Utilisant le tout nouveau moteur V8 6,23 litres de 225 ch, sept prototypes ont subi des essais importants, notamment des parcours d’endurance de plus de 100 000 miles. À l’époque, le moteur atteignait le rendement spécifique par poids le plus élevé de toutes les voitures de série au monde, soit 1,2 kg/ch (2,7 lb/ch).
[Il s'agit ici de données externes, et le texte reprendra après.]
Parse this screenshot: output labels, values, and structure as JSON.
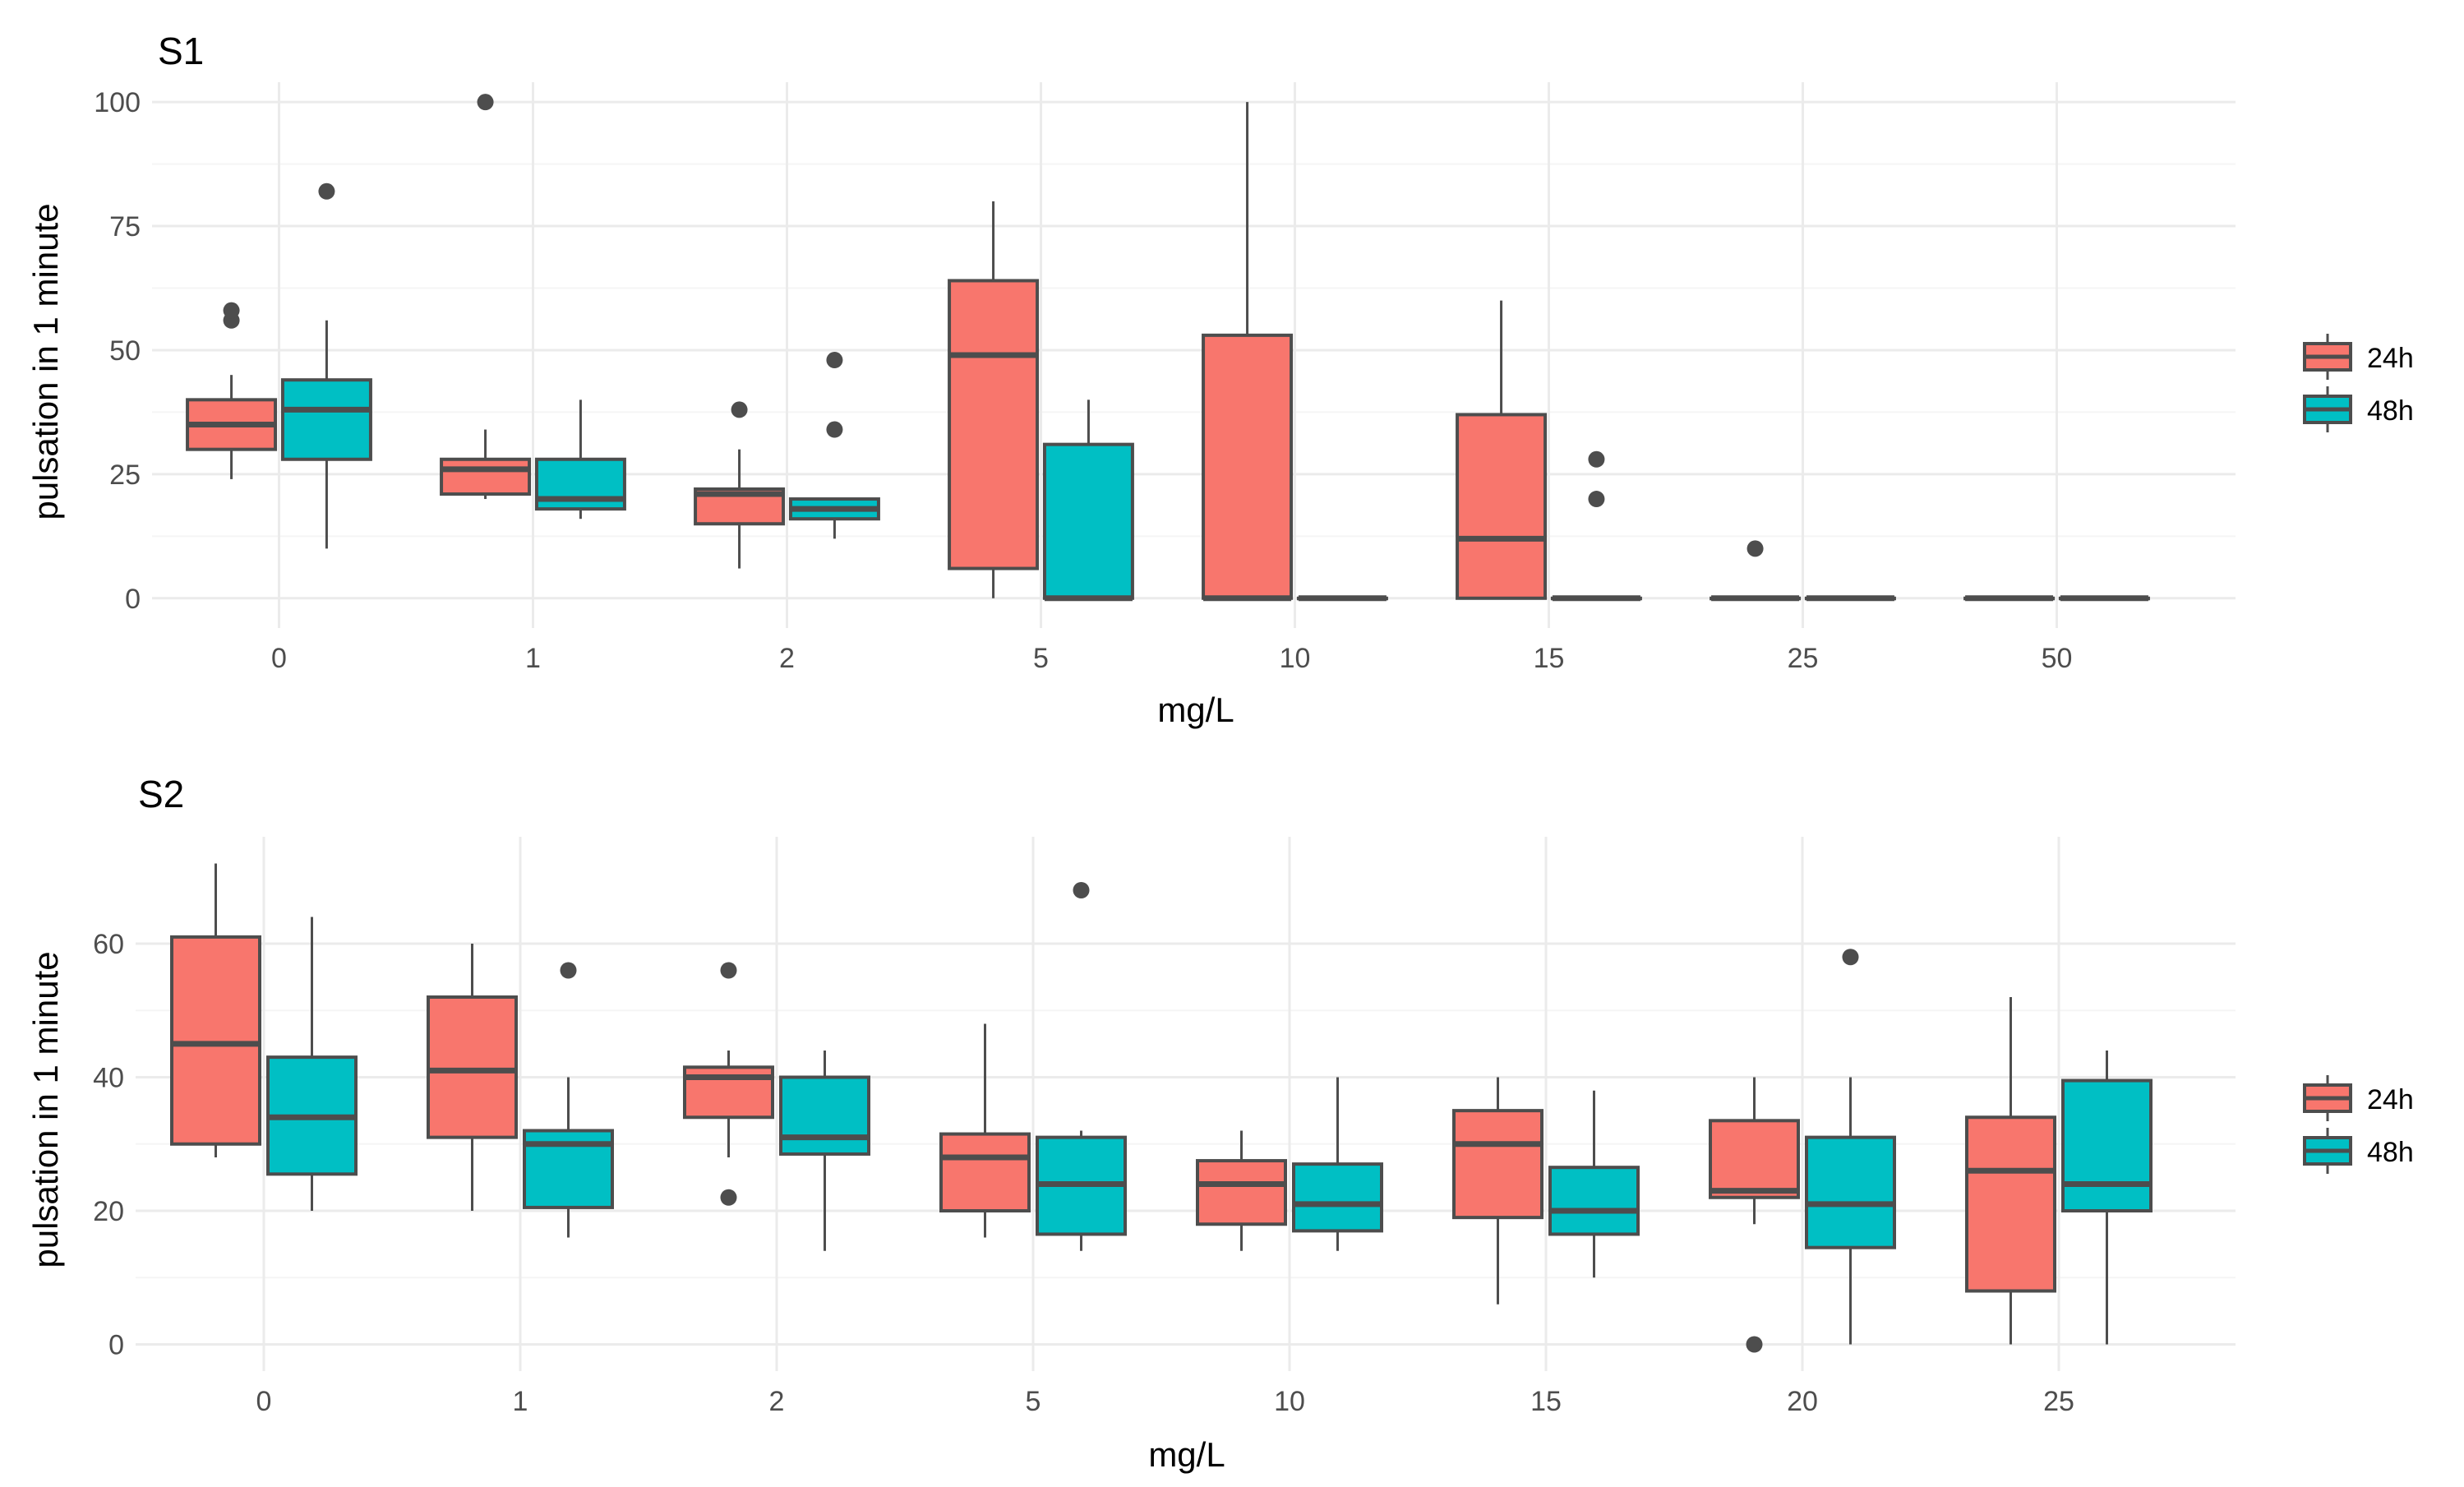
{
  "colors": {
    "h24": "#F8766D",
    "h48": "#00BFC4",
    "outline": "#4d4d4d",
    "grid_major": "#ebebeb",
    "grid_minor": "#f5f5f5"
  },
  "legend": {
    "labels": [
      "24h",
      "48h"
    ]
  },
  "chart_data": [
    {
      "type": "boxplot",
      "title": "S1",
      "xlabel": "mg/L",
      "ylabel": "pulsation in 1 minute",
      "ylim": [
        -6,
        104
      ],
      "yticks": [
        0,
        25,
        50,
        75,
        100
      ],
      "categories": [
        "0",
        "1",
        "2",
        "5",
        "10",
        "15",
        "25",
        "50"
      ],
      "series": [
        {
          "name": "24h",
          "color": "#F8766D",
          "boxes": [
            {
              "min": 24,
              "q1": 30,
              "median": 35,
              "q3": 40,
              "max": 45,
              "outliers": [
                56,
                58
              ]
            },
            {
              "min": 20,
              "q1": 21,
              "median": 26,
              "q3": 28,
              "max": 34,
              "outliers": [
                100
              ]
            },
            {
              "min": 6,
              "q1": 15,
              "median": 21,
              "q3": 22,
              "max": 30,
              "outliers": [
                38
              ]
            },
            {
              "min": 0,
              "q1": 6,
              "median": 49,
              "q3": 64,
              "max": 80,
              "outliers": []
            },
            {
              "min": 0,
              "q1": 0,
              "median": 0,
              "q3": 53,
              "max": 100,
              "outliers": []
            },
            {
              "min": 0,
              "q1": 0,
              "median": 12,
              "q3": 37,
              "max": 60,
              "outliers": []
            },
            {
              "min": 0,
              "q1": 0,
              "median": 0,
              "q3": 0,
              "max": 0,
              "outliers": [
                10
              ]
            },
            {
              "min": 0,
              "q1": 0,
              "median": 0,
              "q3": 0,
              "max": 0,
              "outliers": []
            }
          ]
        },
        {
          "name": "48h",
          "color": "#00BFC4",
          "boxes": [
            {
              "min": 10,
              "q1": 28,
              "median": 38,
              "q3": 44,
              "max": 56,
              "outliers": [
                82
              ]
            },
            {
              "min": 16,
              "q1": 18,
              "median": 20,
              "q3": 28,
              "max": 40,
              "outliers": []
            },
            {
              "min": 12,
              "q1": 16,
              "median": 18,
              "q3": 20,
              "max": 20,
              "outliers": [
                34,
                48
              ]
            },
            {
              "min": 0,
              "q1": 0,
              "median": 0,
              "q3": 31,
              "max": 40,
              "outliers": []
            },
            {
              "min": 0,
              "q1": 0,
              "median": 0,
              "q3": 0,
              "max": 0,
              "outliers": []
            },
            {
              "min": 0,
              "q1": 0,
              "median": 0,
              "q3": 0,
              "max": 0,
              "outliers": [
                20,
                28
              ]
            },
            {
              "min": 0,
              "q1": 0,
              "median": 0,
              "q3": 0,
              "max": 0,
              "outliers": []
            },
            {
              "min": 0,
              "q1": 0,
              "median": 0,
              "q3": 0,
              "max": 0,
              "outliers": []
            }
          ]
        }
      ]
    },
    {
      "type": "boxplot",
      "title": "S2",
      "xlabel": "mg/L",
      "ylabel": "pulsation in 1 minute",
      "ylim": [
        -4,
        76
      ],
      "yticks": [
        0,
        20,
        40,
        60
      ],
      "categories": [
        "0",
        "1",
        "2",
        "5",
        "10",
        "15",
        "20",
        "25"
      ],
      "series": [
        {
          "name": "24h",
          "color": "#F8766D",
          "boxes": [
            {
              "min": 28,
              "q1": 30,
              "median": 45,
              "q3": 61,
              "max": 72,
              "outliers": []
            },
            {
              "min": 20,
              "q1": 31,
              "median": 41,
              "q3": 52,
              "max": 60,
              "outliers": []
            },
            {
              "min": 28,
              "q1": 34,
              "median": 40,
              "q3": 41.5,
              "max": 44,
              "outliers": [
                22,
                56
              ]
            },
            {
              "min": 16,
              "q1": 20,
              "median": 28,
              "q3": 31.5,
              "max": 48,
              "outliers": []
            },
            {
              "min": 14,
              "q1": 18,
              "median": 24,
              "q3": 27.5,
              "max": 32,
              "outliers": []
            },
            {
              "min": 6,
              "q1": 19,
              "median": 30,
              "q3": 35,
              "max": 40,
              "outliers": []
            },
            {
              "min": 18,
              "q1": 22,
              "median": 23,
              "q3": 33.5,
              "max": 40,
              "outliers": [
                0
              ]
            },
            {
              "min": 0,
              "q1": 8,
              "median": 26,
              "q3": 34,
              "max": 52,
              "outliers": []
            }
          ]
        },
        {
          "name": "48h",
          "color": "#00BFC4",
          "boxes": [
            {
              "min": 20,
              "q1": 25.5,
              "median": 34,
              "q3": 43,
              "max": 64,
              "outliers": []
            },
            {
              "min": 16,
              "q1": 20.5,
              "median": 30,
              "q3": 32,
              "max": 40,
              "outliers": [
                56
              ]
            },
            {
              "min": 14,
              "q1": 28.5,
              "median": 31,
              "q3": 40,
              "max": 44,
              "outliers": []
            },
            {
              "min": 14,
              "q1": 16.5,
              "median": 24,
              "q3": 31,
              "max": 32,
              "outliers": [
                68
              ]
            },
            {
              "min": 14,
              "q1": 17,
              "median": 21,
              "q3": 27,
              "max": 40,
              "outliers": []
            },
            {
              "min": 10,
              "q1": 16.5,
              "median": 20,
              "q3": 26.5,
              "max": 38,
              "outliers": []
            },
            {
              "min": 0,
              "q1": 14.5,
              "median": 21,
              "q3": 31,
              "max": 40,
              "outliers": [
                58
              ]
            },
            {
              "min": 0,
              "q1": 20,
              "median": 24,
              "q3": 39.5,
              "max": 44,
              "outliers": []
            }
          ]
        }
      ]
    }
  ]
}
Les innovations en matière de conception comprenaient des sous-cadres séparés pour le moteur et la transmission, la suspension, la direction et l’essieu arrière, avec des supports de sous-cadres en caoutchouc « Vibrashock » mis au point pour isoler les bruits de la route et les vibrations.

La Bentley Série T a été saluée comme un exemple clair d’ingénierie révolutionnaire, étant donné qu’il s’agissait de la première Bentley à abandonner la construction d’un châssis séparé, et sa construction relativement légère a permis d’obtenir des performances impressionnantes pour une berline à quatre places en 1965, avec une vitesse maximale de 115 mph et un 0-62 mph réalisé en 10,9 secondes.

1 868 exemplaires de la première génération de la série T ont été produits, avec un prix catalogue hors taxe de 5 425 £ et la majorité étant des berlines standard à quatre portes.